Dr. Gensini's research umbrella covers extreme weather and climate, with specific interests focused on: severe convective storms, synoptic/mesoscale meteorology, applied climatology, GIS techniques, geoscience data visualization, weather forecasting and climate change. His research has primarily focused on the relationship between severe convective storms and climate change by utilizing dynamical downscaling from a convective permitting regional climate model. Currently, a majority of his research is examining weather and climate dynamics that explain variability in extreme weather (e.g., hail, tornadoes, heavy rain, heat waves) frequency and analyzing ways to forecast these events at sub-seasonal to seasonal time scales.
Dr. Ashley is an atmospheric scientist and physical geographer with interests in hazards and societal interactions, severe storms, and applied climatology and meteorology. His research focuses on understanding how human exposure and vulnerability contributes to weather-related disasters; how urbanization and other land covers/uses influence thunderstorm formation; radar-based climatologies of organized thunderstorms and weather hazard impacts on transportation systems.
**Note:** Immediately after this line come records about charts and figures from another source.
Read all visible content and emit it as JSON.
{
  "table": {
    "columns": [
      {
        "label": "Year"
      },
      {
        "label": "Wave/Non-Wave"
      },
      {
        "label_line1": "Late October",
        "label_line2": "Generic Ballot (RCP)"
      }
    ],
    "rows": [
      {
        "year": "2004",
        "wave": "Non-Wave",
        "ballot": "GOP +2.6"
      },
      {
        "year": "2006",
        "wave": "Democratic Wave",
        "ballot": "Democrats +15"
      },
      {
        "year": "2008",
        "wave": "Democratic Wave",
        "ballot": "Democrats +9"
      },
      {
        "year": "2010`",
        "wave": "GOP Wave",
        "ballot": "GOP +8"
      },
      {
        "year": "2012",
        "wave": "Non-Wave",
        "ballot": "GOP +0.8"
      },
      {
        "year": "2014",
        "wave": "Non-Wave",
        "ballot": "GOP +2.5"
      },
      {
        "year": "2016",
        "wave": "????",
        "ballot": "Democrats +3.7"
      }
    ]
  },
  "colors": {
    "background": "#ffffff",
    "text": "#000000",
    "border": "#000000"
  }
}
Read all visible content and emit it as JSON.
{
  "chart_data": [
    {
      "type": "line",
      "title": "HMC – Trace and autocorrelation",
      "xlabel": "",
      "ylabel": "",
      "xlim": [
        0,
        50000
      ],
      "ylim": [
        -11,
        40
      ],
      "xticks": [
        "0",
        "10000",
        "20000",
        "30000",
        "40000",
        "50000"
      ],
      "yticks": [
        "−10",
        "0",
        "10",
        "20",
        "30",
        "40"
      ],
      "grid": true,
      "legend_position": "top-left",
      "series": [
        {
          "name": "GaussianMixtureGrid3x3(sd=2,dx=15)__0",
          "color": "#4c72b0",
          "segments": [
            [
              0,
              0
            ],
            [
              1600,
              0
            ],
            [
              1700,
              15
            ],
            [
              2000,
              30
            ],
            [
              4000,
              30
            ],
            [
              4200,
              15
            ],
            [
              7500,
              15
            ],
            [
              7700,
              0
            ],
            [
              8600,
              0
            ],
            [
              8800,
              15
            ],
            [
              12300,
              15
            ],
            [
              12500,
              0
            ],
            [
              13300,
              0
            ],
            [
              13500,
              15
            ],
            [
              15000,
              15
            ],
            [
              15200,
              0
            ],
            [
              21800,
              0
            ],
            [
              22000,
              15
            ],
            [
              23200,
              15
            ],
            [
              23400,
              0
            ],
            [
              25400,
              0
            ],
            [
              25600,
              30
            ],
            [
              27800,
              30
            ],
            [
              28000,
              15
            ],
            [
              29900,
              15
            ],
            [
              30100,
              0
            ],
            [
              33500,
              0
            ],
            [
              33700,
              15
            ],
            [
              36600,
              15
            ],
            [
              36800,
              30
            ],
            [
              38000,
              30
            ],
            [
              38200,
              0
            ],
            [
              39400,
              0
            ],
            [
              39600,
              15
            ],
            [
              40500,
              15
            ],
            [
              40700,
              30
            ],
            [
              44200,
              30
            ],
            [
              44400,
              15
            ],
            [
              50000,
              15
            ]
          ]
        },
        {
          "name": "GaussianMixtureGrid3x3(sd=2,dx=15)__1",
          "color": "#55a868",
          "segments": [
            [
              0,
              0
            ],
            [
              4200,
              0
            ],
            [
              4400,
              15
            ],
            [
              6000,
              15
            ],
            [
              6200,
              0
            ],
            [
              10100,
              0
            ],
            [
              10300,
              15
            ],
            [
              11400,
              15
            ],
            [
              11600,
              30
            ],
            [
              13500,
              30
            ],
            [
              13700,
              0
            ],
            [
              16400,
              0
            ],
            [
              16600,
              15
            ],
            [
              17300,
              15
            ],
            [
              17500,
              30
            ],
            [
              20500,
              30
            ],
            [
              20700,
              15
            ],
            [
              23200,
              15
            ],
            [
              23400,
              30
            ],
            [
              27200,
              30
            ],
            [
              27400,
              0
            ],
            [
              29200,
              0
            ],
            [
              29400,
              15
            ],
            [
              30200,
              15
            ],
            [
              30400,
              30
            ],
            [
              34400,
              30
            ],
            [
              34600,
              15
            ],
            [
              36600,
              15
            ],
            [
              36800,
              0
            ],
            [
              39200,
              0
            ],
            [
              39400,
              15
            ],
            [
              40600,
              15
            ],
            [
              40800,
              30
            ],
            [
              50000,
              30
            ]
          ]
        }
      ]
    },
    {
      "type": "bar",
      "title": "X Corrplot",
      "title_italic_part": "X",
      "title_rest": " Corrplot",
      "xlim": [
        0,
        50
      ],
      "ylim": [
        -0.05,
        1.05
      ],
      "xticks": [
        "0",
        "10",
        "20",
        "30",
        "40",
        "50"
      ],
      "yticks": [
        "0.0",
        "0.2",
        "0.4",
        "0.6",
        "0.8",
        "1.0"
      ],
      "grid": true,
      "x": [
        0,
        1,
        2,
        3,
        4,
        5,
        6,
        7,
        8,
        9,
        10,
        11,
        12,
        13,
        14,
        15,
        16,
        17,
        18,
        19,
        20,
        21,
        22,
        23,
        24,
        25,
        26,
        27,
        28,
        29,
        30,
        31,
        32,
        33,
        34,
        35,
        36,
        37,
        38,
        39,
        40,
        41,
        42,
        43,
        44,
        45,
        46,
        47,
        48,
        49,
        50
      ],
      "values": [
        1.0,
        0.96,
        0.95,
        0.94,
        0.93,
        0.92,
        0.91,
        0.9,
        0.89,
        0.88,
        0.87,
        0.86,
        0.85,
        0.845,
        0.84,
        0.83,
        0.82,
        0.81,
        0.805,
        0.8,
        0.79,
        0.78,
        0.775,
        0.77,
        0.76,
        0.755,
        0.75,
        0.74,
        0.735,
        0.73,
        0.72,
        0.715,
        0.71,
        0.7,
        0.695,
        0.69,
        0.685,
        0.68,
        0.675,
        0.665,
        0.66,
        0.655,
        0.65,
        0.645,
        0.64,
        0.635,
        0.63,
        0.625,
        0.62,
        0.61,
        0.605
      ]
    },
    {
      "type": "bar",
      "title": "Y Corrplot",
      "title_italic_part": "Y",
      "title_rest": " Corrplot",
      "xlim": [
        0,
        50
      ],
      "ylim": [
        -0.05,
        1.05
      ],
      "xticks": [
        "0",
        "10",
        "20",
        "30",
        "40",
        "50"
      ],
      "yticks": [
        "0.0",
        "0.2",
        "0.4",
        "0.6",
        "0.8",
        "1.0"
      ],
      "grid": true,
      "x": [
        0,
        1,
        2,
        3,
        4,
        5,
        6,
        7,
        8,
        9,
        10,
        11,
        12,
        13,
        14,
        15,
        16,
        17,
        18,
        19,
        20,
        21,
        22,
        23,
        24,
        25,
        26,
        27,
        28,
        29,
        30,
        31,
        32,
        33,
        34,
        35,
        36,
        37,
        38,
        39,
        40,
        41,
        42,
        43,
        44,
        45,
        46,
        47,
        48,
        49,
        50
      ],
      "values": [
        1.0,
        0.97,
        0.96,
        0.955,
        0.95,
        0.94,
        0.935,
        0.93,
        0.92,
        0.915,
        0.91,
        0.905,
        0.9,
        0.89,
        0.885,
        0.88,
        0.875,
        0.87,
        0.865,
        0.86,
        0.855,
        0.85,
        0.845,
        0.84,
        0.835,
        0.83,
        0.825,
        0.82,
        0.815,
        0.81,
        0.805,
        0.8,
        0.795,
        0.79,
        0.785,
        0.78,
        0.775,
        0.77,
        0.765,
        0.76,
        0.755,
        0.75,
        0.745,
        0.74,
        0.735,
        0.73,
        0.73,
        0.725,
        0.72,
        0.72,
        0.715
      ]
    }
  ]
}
In the past, he has investigated the climatology and hazards of widespread and long-lived windstorms known as derechos, the rainfall patterns of thunderstorm complexes, the importance of increasing population and suburban sprawl on tornado vulnerability, and the geographies of weather-related fatalities
Dr. Michaelis's primary research interests involve high-impact weather in the context of climate change and short-term predictability. She utilizes high-resolution models to simulate phenomena such as tropical cyclones, extratropical transition events, snowstorms, and atmospheric rivers to examine how these systems and their impacts may change 50–100 years from now. She is also interested in short-term predictability challenges such as the formation of mesoscale frontal waves along atmospheric rivers.
Dr. Haberlie is interested in observed and future projections of climate extremes, severe and hazardous weather, and land use/land cover effects on regional climatology. He uses machine learning, digital image processing, and climate modeling to conduct his research.